Las tinieblas eran profundas, había
caído el viento; un silencio absoluto reinaba en la inmensa rada, cuyas aguas
parecían dormidas. Temblaban en la bruma algunas luces apenas perceptibles.
Jacobo se había puesto al timón y, con mano segura, dirigía su embarcación
hacia White Point. El trayecto era de dos millas. Durante el día, Jacobo había tomado puntos de
orientación, de modo que le fue fácil llegar en línea recta al cabo de
Charleston.
Las ocho daban en San Felipe cuando
la proa de la lancha tocó en White Point.
Faltaba aun una hora para el momento preciso fijado por Crockston. El
muelle estaba absolutamente desierto. El centinela de la batería del Sur y del
Este paseaba, a veinte pasos. Jacobo devoraba los minutos. El tiempo no corría
como deseaba su impaciencia.
A las ocho y media, se oyó ruido de
pasos. Dejó a sus hombres, con los remos preparados, y se lanzó hacia adelante.
Al cabo de diez minutos se encontró con una ronda de guardacostas; eran veinte
hombres. Jacobo sacó un revólver de su cinturón, decidido a usarlo en caso de
necesidad. Pero ¿qué podía hacer contra aquellos soldados, que descendieron
hasta el muelle?
Allí, el jefe de la ronda se acercó
a él y viendo la lancha, preguntó a Jacobo:
¿Qué embarcación es esa?
La lancha del Delfín -respondió el
joven.
¿Y vos sois...? -El capitán Jacobo
Playfair.
Os creía en los pasos de
Charleston.
Voy a zarpar, debía estar ya en
camino, pero...
¿Pero?... -preguntó con insistencia
el jefe de los guardacostas.
Una idea repentina cruzó la mente
del capitán, que respondió:
Uno de mis marineros está encerrado
en la ciudadela y, a fe mía, lo tenía olvidado. Afortunadamente, me he acordado
cuando aún era tiempo y he enviado algunos de mis marineros a buscarle.

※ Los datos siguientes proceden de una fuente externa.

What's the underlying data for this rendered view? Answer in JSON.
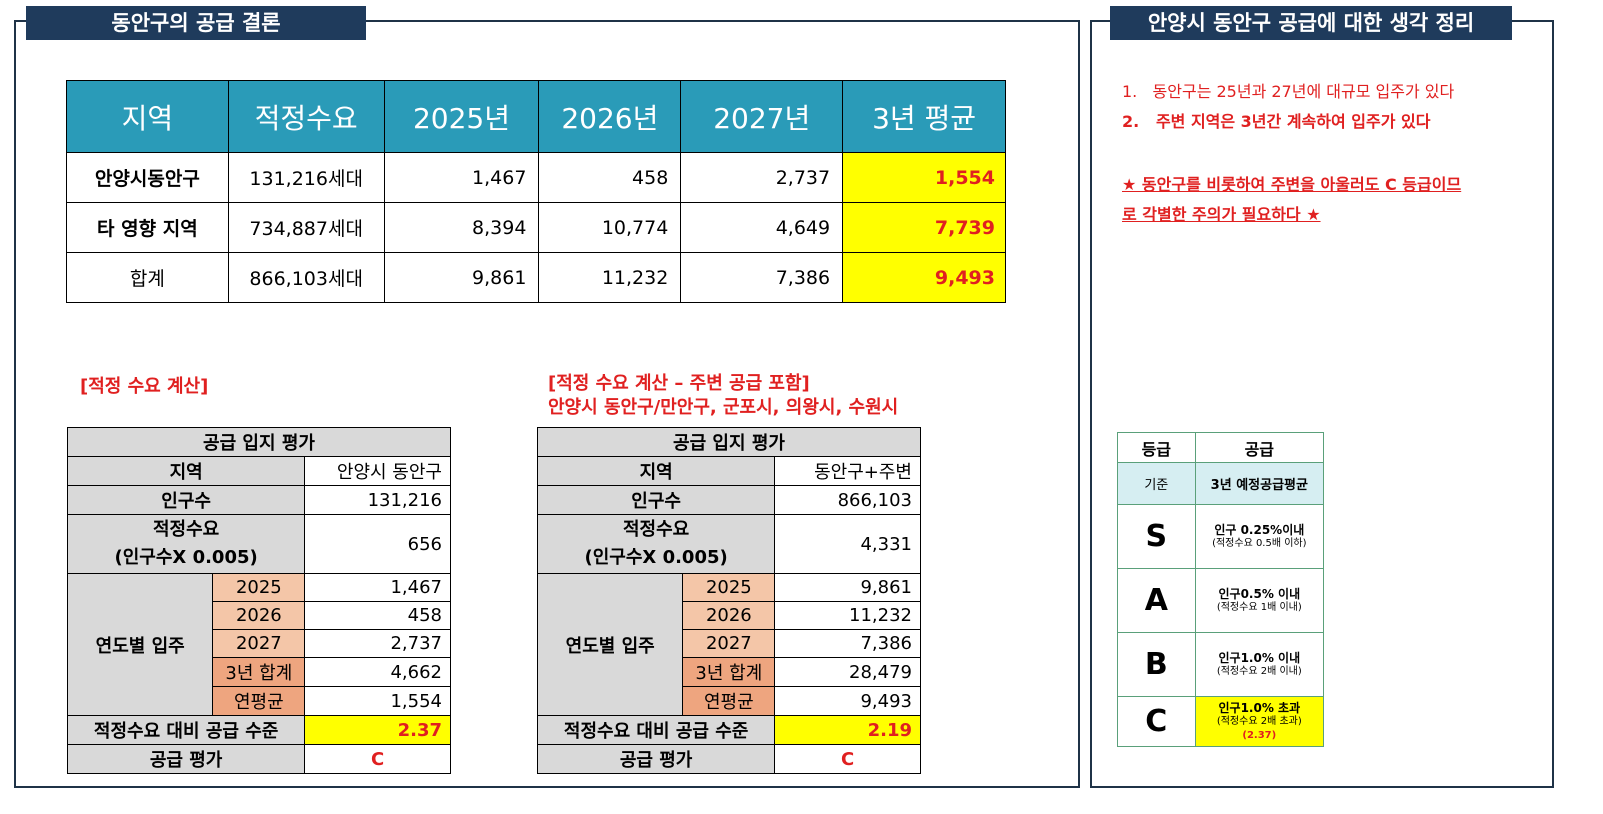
{
  "left_panel": {
    "title": "동안구의 공급 결론",
    "summary_table": {
      "headers": [
        "지역",
        "적정수요",
        "2025년",
        "2026년",
        "2027년",
        "3년 평균"
      ],
      "rows": [
        {
          "region": "안양시동안구",
          "demand": "131,216세대",
          "y2025": "1,467",
          "y2026": "458",
          "y2027": "2,737",
          "avg": "1,554"
        },
        {
          "region": "타 영향 지역",
          "demand": "734,887세대",
          "y2025": "8,394",
          "y2026": "10,774",
          "y2027": "4,649",
          "avg": "7,739"
        },
        {
          "region": "합계",
          "demand": "866,103세대",
          "y2025": "9,861",
          "y2026": "11,232",
          "y2027": "7,386",
          "avg": "9,493"
        }
      ]
    },
    "calc1": {
      "label": "[적정 수요 계산]",
      "table_title": "공급 입지 평가",
      "region_label": "지역",
      "region_value": "안양시 동안구",
      "population_label": "인구수",
      "population_value": "131,216",
      "demand_label_line1": "적정수요",
      "demand_label_line2": "(인구수X 0.005)",
      "demand_value": "656",
      "yearly_label": "연도별 입주",
      "years": [
        {
          "year": "2025",
          "value": "1,467"
        },
        {
          "year": "2026",
          "value": "458"
        },
        {
          "year": "2027",
          "value": "2,737"
        },
        {
          "year": "3년 합계",
          "value": "4,662"
        },
        {
          "year": "연평균",
          "value": "1,554"
        }
      ],
      "ratio_label": "적정수요 대비 공급 수준",
      "ratio_value": "2.37",
      "grade_label": "공급 평가",
      "grade_value": "C"
    },
    "calc2": {
      "label_line1": "[적정 수요 계산 – 주변 공급 포함]",
      "label_line2": "안양시 동안구/만안구, 군포시, 의왕시, 수원시",
      "table_title": "공급 입지 평가",
      "region_label": "지역",
      "region_value": "동안구+주변",
      "population_label": "인구수",
      "population_value": "866,103",
      "demand_label_line1": "적정수요",
      "demand_label_line2": "(인구수X 0.005)",
      "demand_value": "4,331",
      "yearly_label": "연도별 입주",
      "years": [
        {
          "year": "2025",
          "value": "9,861"
        },
        {
          "year": "2026",
          "value": "11,232"
        },
        {
          "year": "2027",
          "value": "7,386"
        },
        {
          "year": "3년 합계",
          "value": "28,479"
        },
        {
          "year": "연평균",
          "value": "9,493"
        }
      ],
      "ratio_label": "적정수요 대비 공급 수준",
      "ratio_value": "2.19",
      "grade_label": "공급 평가",
      "grade_value": "C"
    }
  },
  "right_panel": {
    "title": "안양시 동안구 공급에 대한 생각 정리",
    "notes": [
      {
        "num": "1.",
        "text": "동안구는 25년과 27년에 대규모 입주가 있다"
      },
      {
        "num": "2.",
        "text": "주변 지역은 3년간 계속하여 입주가 있다"
      }
    ],
    "star_note_line1": "★ 동안구를 비롯하여 주변을 아울러도 C 등급이므",
    "star_note_line2": "로 각별한 주의가 필요하다 ★",
    "grade_table": {
      "header_grade": "등급",
      "header_supply": "공급",
      "base_label": "기준",
      "base_value": "3년 예정공급평균",
      "grades": [
        {
          "letter": "S",
          "desc": "인구 0.25%이내",
          "sub": "(적정수요 0.5배 이하)"
        },
        {
          "letter": "A",
          "desc": "인구0.5% 이내",
          "sub": "(적정수요 1배 이내)"
        },
        {
          "letter": "B",
          "desc": "인구1.0% 이내",
          "sub": "(적정수요 2배 이내)"
        },
        {
          "letter": "C",
          "desc": "인구1.0% 초과",
          "sub": "(적정수요 2배 초과)",
          "score": "(2.37)"
        }
      ]
    }
  },
  "colors": {
    "header_teal": "#2a9bb8",
    "navy": "#1f3b5c",
    "highlight": "#ffff00",
    "red": "#e02020"
  }
}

¡Ah! ¿Aquel tuno que queréis llevar
a Inglaterra?
Sí.
¡Aquí también le hubieran ahorcado
bien! -dijo el guardacostas riendo.
Lo creo -dijo Jacobo, pero vale más
hacer las cosas por sus pasos contados.
Vaya, buen viaje, capitán, y
desconfiad de las baterías de la isla de Morris.
No tengáis cuidado. Creo poder
salir como he entrado.
Buen viaje.
Gracias.
Y la ronda se alejó, quedando
silenciosa la playa.
En aquel momento, dieron las nueve.
Era el momento señalado. Jacobo oía los latidos de su corazón... Resonó un
silbido... Jacobo respondió con otro, y después prestó atento oído,
recomendando con la mano el más absoluto silencio a sus marineros. Apareció un
hombre, envuelto en una ancha manta, mirando a uno y otro lado. Jacobo corrió
hacia él.
¿Mr. Halliburtt?
Yo soy -respondió el hombre de la
manta.
¡Loado sea Dios! -exclamó Jacobo
Playfair. Embarcaos sin perder un instante.
¿Y Crockston?
¿Crockston? -dijo Mr. Halliburtt
con acento admirado. ¿Qué queréis decir?
Quien os ha salvado, quien os ha
conducido hasta aquí, es vuestro servidor Crockston.
El hombre que me acompañaba es el
carcelero de la ciudadela.
¡El carcelero! -exclamó Jacobo.
No entendía nada y le asaltaban mil
temores.
¡Ah, sí, el carcelero! -exclamó una
voz muy conocida. ¡El carcelero duerme como una marmota en mi calabozo!
¡Crockston!
¡Eres tú! ¡tú! -gritó Mr. Halliburtt.
Nada de conversación, mi amo. Todo
os lo explicaremos. Os va la vida. ¡A
bordo, a bordo! Los tres hombres
entraron en la lancha.
¡Boga! -gritó el capitán.
Los seis remos entraron en sus
toletes.
-¡Adelante! -mandó Jacobo Playfair.
Y la lancha se deslizó como un pez
sobre las oscuras olas de Charleston Harbour.